Por tanto debe afirmarse que no existen elementos objetivos de corroboración de la declaración de la menor, pues no lo es, como ya hemos visto, el contenido del informe pericial psicológico y tampoco puede entenderse como tal la declaración de referencia de la madre, sin que tampoco se hayan practicado otras pruebas en el acto del juicio que permitan dicha corroboración.

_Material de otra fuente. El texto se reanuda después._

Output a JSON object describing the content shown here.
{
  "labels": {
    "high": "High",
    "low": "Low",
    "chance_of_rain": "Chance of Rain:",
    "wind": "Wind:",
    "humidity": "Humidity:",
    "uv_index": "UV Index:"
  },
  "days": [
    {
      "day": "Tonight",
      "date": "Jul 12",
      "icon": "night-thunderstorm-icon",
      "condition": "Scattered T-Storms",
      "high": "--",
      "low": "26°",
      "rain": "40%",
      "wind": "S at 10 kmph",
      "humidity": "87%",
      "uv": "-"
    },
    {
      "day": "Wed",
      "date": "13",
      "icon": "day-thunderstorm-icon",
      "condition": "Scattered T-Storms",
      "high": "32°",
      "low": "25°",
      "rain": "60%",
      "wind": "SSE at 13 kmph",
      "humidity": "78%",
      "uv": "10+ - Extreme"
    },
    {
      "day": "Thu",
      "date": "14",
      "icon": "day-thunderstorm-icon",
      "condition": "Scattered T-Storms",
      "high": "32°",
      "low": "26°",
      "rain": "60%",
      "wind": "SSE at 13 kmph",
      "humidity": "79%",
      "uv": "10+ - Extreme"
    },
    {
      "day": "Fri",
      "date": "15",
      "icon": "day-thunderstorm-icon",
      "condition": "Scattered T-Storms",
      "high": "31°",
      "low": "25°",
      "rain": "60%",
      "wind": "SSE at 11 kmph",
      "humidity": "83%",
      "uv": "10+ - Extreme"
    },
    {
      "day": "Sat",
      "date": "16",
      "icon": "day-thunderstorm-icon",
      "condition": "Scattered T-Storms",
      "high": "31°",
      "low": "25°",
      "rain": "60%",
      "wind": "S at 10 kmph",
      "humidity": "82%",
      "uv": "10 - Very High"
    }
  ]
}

En estas condiciones, no cabe sino destacar la falta de consistencia del material probatorio, que impide formar criterio acerca de lo efectivamente sucedido. Y no es que se dude de la rectitud del comportamiento de quienes, como padres, denunciaron y han actuado como fuente de la prueba de cargo que ha llegado al tribunal y que este ha puesto como base de la sentencia. De ninguna manera. Se trata de que, en el proceso penal, el modo de la obtención de conocimiento, para que este sea relevante, tiene que estar dotado de transparencia y sujeto a un mínimo de formalidades, imprescindibles para asegurar la genuinidad de los elementos de juicio. En definitiva, debemos concluir que, en el supuesto de autos, el contenido de lo declarado por la menor y el resto de las pruebas practicadas no permiten sustentar un pronunciamiento condenatorio del acusado por aplicación del principio in dubio pro reo, que lo es distinto y auxiliar del de presunción de inocencia, por cuanto mientras ésta constituye una garantía objetiva del proceso, el aludido principio, eminentemente subjetivo, significa la obligación del juez de absolver cuando duda sobre la culpabilidad o inocencia del acusado y en su virtud dictar una sentencia absolutoria, por no proporcionar las pruebas practicadas en el pleno convencimiento exigible y necesario para una sentencia de condena.
CUARTO.- De conformidad con lo dispuesto en el artículo 123 del Código Penal , y en los artículos 239 y 240 de la Ley de Enjuiciamiento Criminal , procede declarar de oficio las costas procesales.
Vistos los artículos citados y demás de general y pertinente aplicación.
Fallo
DEBEMOS ABSOLVER Y ABSOLVEMOS al acusado D. Domingo , del delito objeto de este procedimiento, con todos los pronunciamientos favorables, declarando de oficio las costas causadas.Notifíquese la presente resolución a las partes haciéndoles saber que contra esta resolución no cabe interponer recurso alguno, dado que se declaró la firmeza de la sentencia en el tribunal ( artículo 789.2º de la Ley de Enjuiciamiento Criminal ).
Así por esta nuestra sentencia, de la que se llevará testimonio al rollo de Sala, lo pronunciamos, mandamos y firmamos.